The similarities and divergences between the artists’ approaches are explored through works such as Édouard Manet’s “Peonies” (1864-65), which in many ways resembles “Roses” (1890), a still life by Van Gogh painted with such heavy impasto that, according to one of the artist’s letters, it would take an entire month for the paint to dry. Manet’s work is the highlight of a section of the exhibition that includes flower paintings by Henri Fantin-Latour and Adolphe Monticelli, in addition to Van Gogh’s “Vase with Poppies” (1886). Digital X-ray analysis of the latter still life by Van Gogh has revealed what appears to be a self-portrait of the artist hidden beneath the surface layer of paint.

“This is an exhibition that helps make the artist’s imagination more tangible for us,” said Stark. “Van Gogh was a figure in art history known for the complicated, often troubled, path of his creative process. We gain access to another dimension of his art and life in this exhibition, another glimpse into what his world was like.”

The exhibition emphasizes Van Gogh’s robust appetite for literature and the fictional worlds of the modern novel. The installation includes early editions of beloved novels by Charles Dickens, Guy de Maupassant, Honoré de Balzac, Alexandre Dumas and Victor Hugo, to remind viewers of the books that impacted Van Gogh’s vision.

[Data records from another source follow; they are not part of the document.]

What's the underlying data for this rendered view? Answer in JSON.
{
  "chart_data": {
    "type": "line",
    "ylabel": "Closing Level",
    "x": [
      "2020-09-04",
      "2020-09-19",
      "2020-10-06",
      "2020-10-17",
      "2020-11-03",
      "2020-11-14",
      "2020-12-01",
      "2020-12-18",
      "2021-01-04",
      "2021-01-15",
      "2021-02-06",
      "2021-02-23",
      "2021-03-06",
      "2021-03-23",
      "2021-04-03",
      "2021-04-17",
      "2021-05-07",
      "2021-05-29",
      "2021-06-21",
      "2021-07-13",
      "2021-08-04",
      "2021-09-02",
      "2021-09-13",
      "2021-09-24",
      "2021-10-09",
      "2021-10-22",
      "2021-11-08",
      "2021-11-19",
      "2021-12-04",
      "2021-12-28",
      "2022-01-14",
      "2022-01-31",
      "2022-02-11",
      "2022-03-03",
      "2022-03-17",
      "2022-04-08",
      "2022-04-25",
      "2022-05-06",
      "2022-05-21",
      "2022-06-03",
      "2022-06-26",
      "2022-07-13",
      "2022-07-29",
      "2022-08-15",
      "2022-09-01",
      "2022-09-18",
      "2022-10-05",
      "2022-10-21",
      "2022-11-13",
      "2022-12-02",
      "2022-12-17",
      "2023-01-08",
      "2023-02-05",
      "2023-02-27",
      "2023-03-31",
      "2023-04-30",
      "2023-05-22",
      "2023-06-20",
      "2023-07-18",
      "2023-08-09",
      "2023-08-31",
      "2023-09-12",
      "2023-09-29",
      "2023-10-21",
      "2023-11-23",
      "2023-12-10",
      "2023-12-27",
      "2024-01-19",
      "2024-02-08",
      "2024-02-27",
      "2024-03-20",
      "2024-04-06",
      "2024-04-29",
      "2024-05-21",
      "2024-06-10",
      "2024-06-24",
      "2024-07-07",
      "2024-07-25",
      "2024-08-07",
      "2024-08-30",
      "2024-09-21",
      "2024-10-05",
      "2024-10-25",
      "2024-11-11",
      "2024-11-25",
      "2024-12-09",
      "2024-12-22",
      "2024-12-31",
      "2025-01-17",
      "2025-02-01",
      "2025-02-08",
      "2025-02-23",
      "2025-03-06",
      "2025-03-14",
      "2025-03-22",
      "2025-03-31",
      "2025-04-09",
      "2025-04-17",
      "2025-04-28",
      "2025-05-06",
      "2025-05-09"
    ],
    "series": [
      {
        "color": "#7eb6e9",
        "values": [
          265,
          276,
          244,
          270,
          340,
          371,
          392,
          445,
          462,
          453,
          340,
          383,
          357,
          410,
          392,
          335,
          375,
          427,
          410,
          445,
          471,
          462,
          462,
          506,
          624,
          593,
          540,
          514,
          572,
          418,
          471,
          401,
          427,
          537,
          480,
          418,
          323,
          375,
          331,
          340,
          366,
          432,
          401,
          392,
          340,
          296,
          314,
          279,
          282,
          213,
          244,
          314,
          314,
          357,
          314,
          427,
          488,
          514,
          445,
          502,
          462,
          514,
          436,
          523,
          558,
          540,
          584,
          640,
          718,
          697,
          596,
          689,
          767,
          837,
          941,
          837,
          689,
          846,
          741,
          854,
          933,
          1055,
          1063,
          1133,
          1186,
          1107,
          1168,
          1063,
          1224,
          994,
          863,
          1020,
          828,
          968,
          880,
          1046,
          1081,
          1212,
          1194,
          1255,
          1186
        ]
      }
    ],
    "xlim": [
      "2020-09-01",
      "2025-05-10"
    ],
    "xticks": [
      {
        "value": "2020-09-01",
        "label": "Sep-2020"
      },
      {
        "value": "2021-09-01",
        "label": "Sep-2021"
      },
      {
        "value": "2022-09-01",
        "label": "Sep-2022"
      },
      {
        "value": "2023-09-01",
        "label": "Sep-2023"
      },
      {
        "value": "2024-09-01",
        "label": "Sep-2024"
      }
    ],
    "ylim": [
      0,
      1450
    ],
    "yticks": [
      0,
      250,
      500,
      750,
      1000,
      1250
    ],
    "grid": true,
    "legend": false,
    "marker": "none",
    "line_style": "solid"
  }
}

That impact is especially visible in Van Gogh’s painting “Tarascon Stagecoach” (1888), which embodies both Van’s Gogh’s ties to literary sources as well as his aesthetic debts to the artists he admired. This painting of stagecoaches parked in the southern French town of Tarascon was inspired by an 1872 novel by Alphonse Daudet. Visible in the canvas is Van Gogh’s emulation of Claude Monet’s vivid hues and Adolphe Monticelli’s heavily textured brushwork. The painting was part of a suite meant to decorate Van Gogh’s residence in Arles, France – the so-called Yellow House – in honor of the arrival of Paul Gauguin, who stayed only briefly.

Through Vincent’s Eyes presents works from more than 40 national and international public and private lenders, including the Museo Nacional Thyssen-Bornemisza, Madrid; Metropolitan Museum of Art, New York; National Gallery of Art, Washington, D.C.; and Los Angeles County Museum of Art. The Columbus venue also features Van Gogh paintings from three sister institutions in Ohio: the Cincinnati Art Museum, Cleveland Museum of Art and Toledo Museum of Art.

“Greg Smith would be as honored as I am to see our collection form the basis of this extraordinary and insightful exhibition at the Columbus Museum of Art, his beloved hometown institution,” said Naifeh. “He and I always looked forward to seeing works we own, by artists Van Gogh admired, hanging side by side with glorious works by Van Gogh himself.”